Maria José Rocha Lima
Na APLB, a divisão do trabalho na direção aconteceu bem de acordo com os perfis dos diretores. O professor Ideval Alves, com muita sensibilidade, tratou da Secretaria de Cultura. Promovia exposições de artes e, nas greves, articulava muitas atividades culturais. Conversando recentemente com a professora Marinalva Nunes ela me lembrou que, na década de 80, nós já ocupávamos escolas com atividades culturais e de lazer, em substituição às aulas, e realizávamos aulas públicas.
As passeatas, da Piedade ao Campo Grande, em Salvador, eram muito participativas e ricas em alegorias. A nossa criatividade no movimento não conhecia limites.
Foi desse tempo a realização de manifestação sob as árvores da Secretaria da Educação, cheia de atividades culturais, com a participação de reconhecidos artistas plásticos baianos, como o querido Deraldo Lima, da Galeria 13 e criador da Galeria dos Novos, uma figura ímpar tanto nas artes quanto na coragem para enfrentar os governantes; e do ator e diretor teatral Carlos Petrovich.
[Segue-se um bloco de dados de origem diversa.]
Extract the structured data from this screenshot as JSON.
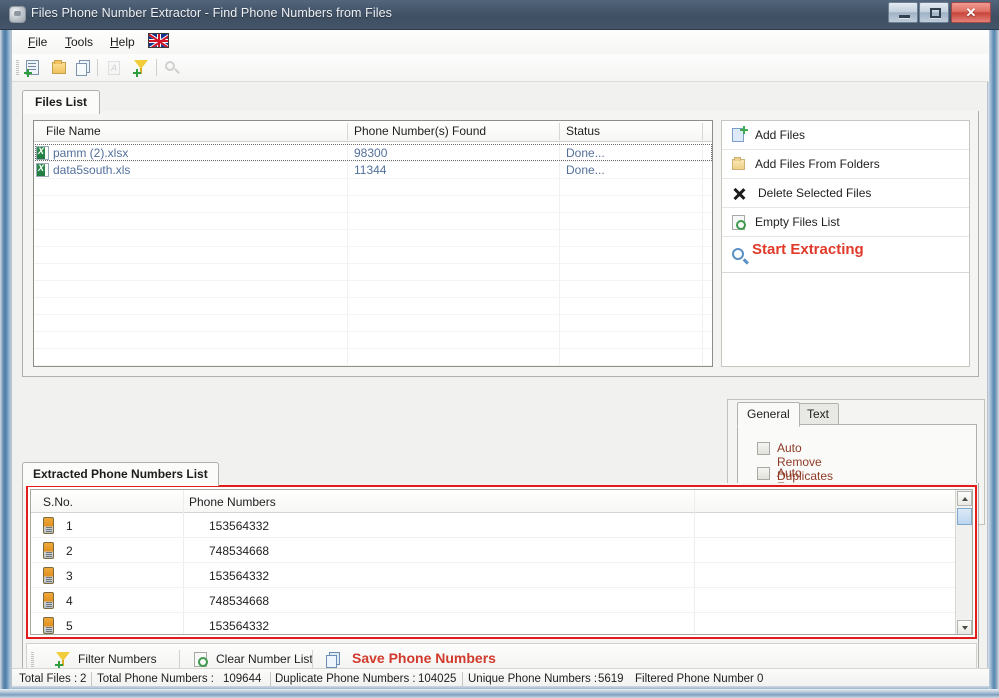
{
  "window": {
    "title": "Files Phone Number Extractor - Find Phone Numbers from Files",
    "app_icon": "app-icon",
    "minimize": "–",
    "maximize": "□",
    "close": "✕"
  },
  "menu": {
    "items": [
      {
        "label": "File",
        "mnemonic": "F"
      },
      {
        "label": "Tools",
        "mnemonic": "T"
      },
      {
        "label": "Help",
        "mnemonic": "H"
      }
    ],
    "flag": "uk-flag-icon"
  },
  "toolbar": {
    "icons": [
      {
        "name": "add-files-icon",
        "enabled": true
      },
      {
        "name": "add-files-from-folders-icon",
        "enabled": true
      },
      {
        "name": "copy-files-icon",
        "enabled": true
      },
      {
        "name": "text-extract-icon",
        "enabled": false
      },
      {
        "name": "filter-numbers-icon",
        "enabled": true
      },
      {
        "name": "search-icon",
        "enabled": false
      }
    ]
  },
  "files_tab": {
    "label": "Files List",
    "columns": [
      "File Name",
      "Phone Number(s) Found",
      "Status"
    ],
    "rows": [
      {
        "file": "pamm (2).xlsx",
        "found": "98300",
        "status": "Done...",
        "focused": true
      },
      {
        "file": "data5south.xls",
        "found": "11344",
        "status": "Done...",
        "focused": false
      }
    ]
  },
  "actions": [
    {
      "label": "Add Files",
      "icon": "add-files-icon"
    },
    {
      "label": "Add Files From Folders",
      "icon": "folder-icon"
    },
    {
      "label": "Delete Selected Files",
      "icon": "delete-x-icon"
    },
    {
      "label": "Empty Files List",
      "icon": "empty-list-icon"
    },
    {
      "label": "Start Extracting",
      "icon": "search-icon"
    }
  ],
  "options": {
    "tabs": [
      {
        "label": "General",
        "active": true
      },
      {
        "label": "Text",
        "active": false
      }
    ],
    "checkboxes": [
      {
        "label": "Auto Remove Duplicates",
        "checked": false
      },
      {
        "label": "Auto Extract Number",
        "checked": false
      }
    ]
  },
  "extracted_tab": {
    "label": "Extracted Phone Numbers List",
    "columns": [
      "S.No.",
      "Phone Numbers",
      ""
    ],
    "rows": [
      {
        "sno": "1",
        "number": "153564332"
      },
      {
        "sno": "2",
        "number": "748534668"
      },
      {
        "sno": "3",
        "number": "153564332"
      },
      {
        "sno": "4",
        "number": "748534668"
      },
      {
        "sno": "5",
        "number": "153564332"
      }
    ]
  },
  "bottom_bar": {
    "filter": "Filter Numbers",
    "clear": "Clear Number List",
    "save": "Save Phone Numbers"
  },
  "status_bar": {
    "total_files_label": "Total Files :",
    "total_files_value": "2",
    "total_numbers_label": "Total Phone Numbers :",
    "total_numbers_value": "109644",
    "duplicate_label": "Duplicate Phone Numbers :",
    "duplicate_value": "104025",
    "unique_label": "Unique Phone Numbers :",
    "unique_value": "5619",
    "filtered_label": "Filtered Phone Number",
    "filtered_value": "0"
  },
  "colors": {
    "titlebar": "#435365",
    "accent_red": "#e03a2a",
    "link_blue": "#53709b",
    "option_label": "#8f3a26",
    "highlight_border": "#e21b1b"
  }
}
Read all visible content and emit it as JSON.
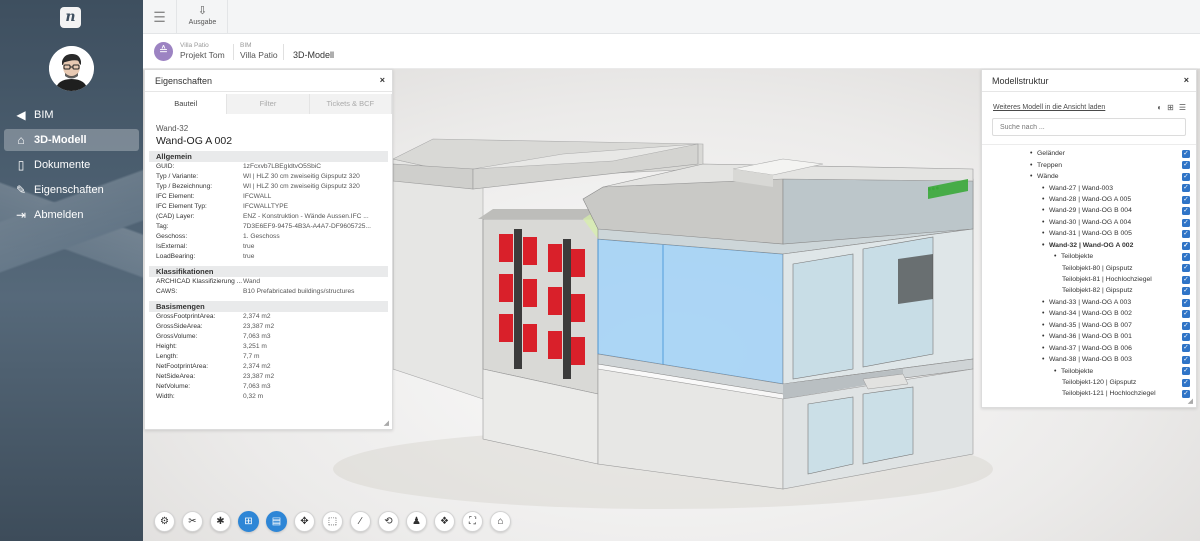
{
  "sidebar": {
    "logo": "n",
    "items": [
      {
        "label": "BIM",
        "icon": "triangle-left-icon"
      },
      {
        "label": "3D-Modell",
        "icon": "house-icon",
        "active": true
      },
      {
        "label": "Dokumente",
        "icon": "document-icon"
      },
      {
        "label": "Eigenschaften",
        "icon": "pencil-icon"
      },
      {
        "label": "Abmelden",
        "icon": "logout-icon"
      }
    ]
  },
  "topbar": {
    "export_label": "Ausgabe"
  },
  "breadcrumb": {
    "project_small": "Villa Patio",
    "project_big": "Projekt Tom",
    "bim_small": "BIM",
    "bim_big": "Villa Patio",
    "current": "3D-Modell"
  },
  "properties_panel": {
    "title": "Eigenschaften",
    "tabs": [
      "Bauteil",
      "Filter",
      "Tickets & BCF"
    ],
    "element_type": "Wand-32",
    "element_name": "Wand-OG A 002",
    "sections": [
      {
        "title": "Allgemein",
        "rows": [
          [
            "GUID:",
            "1zFcxvb7LBEgIdtvO5SbiC"
          ],
          [
            "Typ / Variante:",
            "WI | HLZ 30 cm zweiseitig Gipsputz 320"
          ],
          [
            "Typ / Bezeichnung:",
            "WI | HLZ 30 cm zweiseitig Gipsputz 320"
          ],
          [
            "IFC Element:",
            "IFCWALL"
          ],
          [
            "IFC Element Typ:",
            "IFCWALLTYPE"
          ],
          [
            "(CAD) Layer:",
            "ENZ - Konstruktion - Wände Aussen.IFC ..."
          ],
          [
            "Tag:",
            "7D3E6EF9-9475-4B3A-A4A7-DF9605725..."
          ],
          [
            "Geschoss:",
            "1. Geschoss"
          ],
          [
            "IsExternal:",
            "true"
          ],
          [
            "LoadBearing:",
            "true"
          ]
        ]
      },
      {
        "title": "Klassifikationen",
        "rows": [
          [
            "ARCHICAD Klassifizierung ...",
            "Wand"
          ],
          [
            "CAWS:",
            "B10 Prefabricated buildings/structures"
          ]
        ]
      },
      {
        "title": "Basismengen",
        "rows": [
          [
            "GrossFootprintArea:",
            "2,374 m2"
          ],
          [
            "GrossSideArea:",
            "23,387 m2"
          ],
          [
            "GrossVolume:",
            "7,063 m3"
          ],
          [
            "Height:",
            "3,251 m"
          ],
          [
            "Length:",
            "7,7 m"
          ],
          [
            "NetFootprintArea:",
            "2,374 m2"
          ],
          [
            "NetSideArea:",
            "23,387 m2"
          ],
          [
            "NetVolume:",
            "7,063 m3"
          ],
          [
            "Width:",
            "0,32 m"
          ]
        ]
      }
    ]
  },
  "model_panel": {
    "title": "Modellstruktur",
    "load_link": "Weiteres Modell in die Ansicht laden",
    "search_placeholder": "Suche nach ...",
    "tree": [
      {
        "label": "Geländer",
        "level": 0
      },
      {
        "label": "Treppen",
        "level": 0
      },
      {
        "label": "Wände",
        "level": 0
      },
      {
        "label": "Wand-27 | Wand-003",
        "level": 1
      },
      {
        "label": "Wand-28 | Wand-OG A 005",
        "level": 1
      },
      {
        "label": "Wand-29 | Wand-OG B 004",
        "level": 1
      },
      {
        "label": "Wand-30 | Wand-OG A 004",
        "level": 1
      },
      {
        "label": "Wand-31 | Wand-OG B 005",
        "level": 1
      },
      {
        "label": "Wand-32 | Wand-OG A 002",
        "level": 1,
        "bold": true
      },
      {
        "label": "Teilobjekte",
        "level": 2
      },
      {
        "label": "Teilobjekt-80 | Gipsputz",
        "level": 3
      },
      {
        "label": "Teilobjekt-81 | Hochlochziegel",
        "level": 3
      },
      {
        "label": "Teilobjekt-82 | Gipsputz",
        "level": 3
      },
      {
        "label": "Wand-33 | Wand-OG A 003",
        "level": 1
      },
      {
        "label": "Wand-34 | Wand-OG B 002",
        "level": 1
      },
      {
        "label": "Wand-35 | Wand-OG B 007",
        "level": 1
      },
      {
        "label": "Wand-36 | Wand-OG B 001",
        "level": 1
      },
      {
        "label": "Wand-37 | Wand-OG B 006",
        "level": 1
      },
      {
        "label": "Wand-38 | Wand-OG B 003",
        "level": 1
      },
      {
        "label": "Teilobjekte",
        "level": 2
      },
      {
        "label": "Teilobjekt-120 | Gipsputz",
        "level": 3
      },
      {
        "label": "Teilobjekt-121 | Hochlochziegel",
        "level": 3
      }
    ]
  },
  "toolbar": [
    {
      "name": "settings-tool",
      "glyph": "⚙",
      "active": false
    },
    {
      "name": "tools-tool",
      "glyph": "✂",
      "active": false
    },
    {
      "name": "bug-tool",
      "glyph": "✱",
      "active": false
    },
    {
      "name": "model-tree-tool",
      "glyph": "⊞",
      "active": true
    },
    {
      "name": "properties-tool",
      "glyph": "▤",
      "active": true
    },
    {
      "name": "move-tool",
      "glyph": "✥",
      "active": false
    },
    {
      "name": "section-box-tool",
      "glyph": "⬚",
      "active": false
    },
    {
      "name": "measure-tool",
      "glyph": "∕",
      "active": false
    },
    {
      "name": "orbit-tool",
      "glyph": "⟲",
      "active": false
    },
    {
      "name": "first-person-tool",
      "glyph": "♟",
      "active": false
    },
    {
      "name": "explode-tool",
      "glyph": "❖",
      "active": false
    },
    {
      "name": "fit-view-tool",
      "glyph": "⛶",
      "active": false
    },
    {
      "name": "home-tool",
      "glyph": "⌂",
      "active": false
    }
  ],
  "colors": {
    "sidebar": "#3e4f5f",
    "accent": "#2e86d6",
    "checkbox": "#2f74c7",
    "project_icon": "#9c83c2",
    "facade_red": "#d9202a",
    "glass_blue": "#9fd0f5",
    "roof_text_green": "#3aa83a"
  }
}
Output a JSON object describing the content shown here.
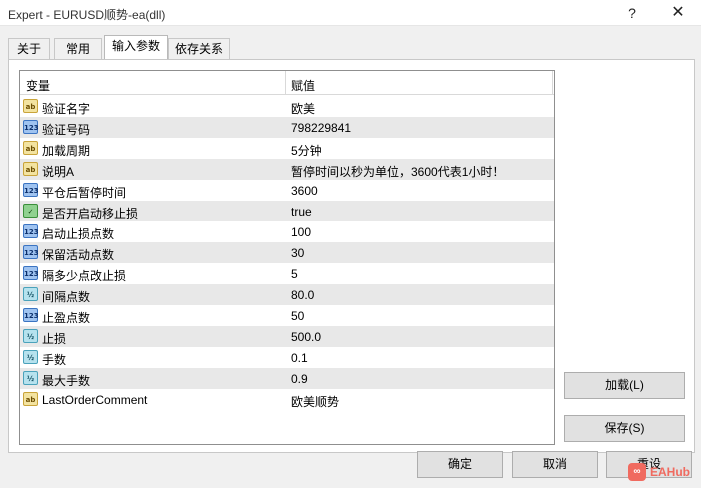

O querido Petrovich, ou apenas Petrô, como era chamado, foi ator-fundador do Teatro Vila Velha e professor da Escola de Teatro da Universidade Federal da Bahia. Nunca esqueci que Carlos Petrovich fez um enorme dragão colorido, semelhante àqueles dragões chineses, no qual entravam os alunos da escola pública e da UBES que participavam do movimento. Ao cuspir os alunos, o dragão discursava raivosamente palavras de fogo!
Também foi espetacular a atividade cultural de greve, na qual os professores baianos foram ao teatro. Naquele tempo, estava no auge a peça Oficina Condensada, na qual a grande atriz do teatro baiano Rita Assemany interpretava a professora universitária Ivone Brandão, uma professora, uma intelectual e muito louca. Era uma peça sobre as aventuras e desventuras da professora Ivone Brandão, personagem representada pela famosa atriz. Inesquecível. Aliás, cheguei atrasada por conta de uma viagem de sustentação da greve no interior e me lembro como se fosse hoje da Professora Ivone Brandão, procurando:
– Cadê Zezé, cadê Zezé, a nossa líder? A professora, durante a aula, passava uma sacolinha cheia de quinquilharias chinesas e outras bugigangas.
Ela, com muito humor, denunciava a miséria das professoras sendo sacoleiras, para complementar os salários:
– Gente, hoje em dia, um professor universitário para sobreviver leva de um lado uma sacola de material didático, cheio de informação, e do outro uma sacolinha cheia de…… Cheia de …. – E pedia para que a classe completasse. Irritada porque os seus alunos da plateia não respondiam, ela gritava cada vez mais alto:
– Cheia de quê?
Cada vez mais nervosa com a lentidão dos alunos para responder, ela gritava:
– Gente, cadê o pessoal da educação?
E aí os alunos, encorajados, respondiam:
– Leva muamba, professora muamba.
– Leva chinesice.
Ela apurou o ouvido: o que que ela leva mesmo?
– Leva roupa para vender
A noite daquela ida ao teatro marcou para sempre os professores baianos, que lotaram o Teatro Vila Velha. Rita Assemany doou o espetáculo para os professores tão carentes de atividades culturais, especialmente naquele nível.
Obrigada, Rita Assemany, Petrovich e Deraldo Lima!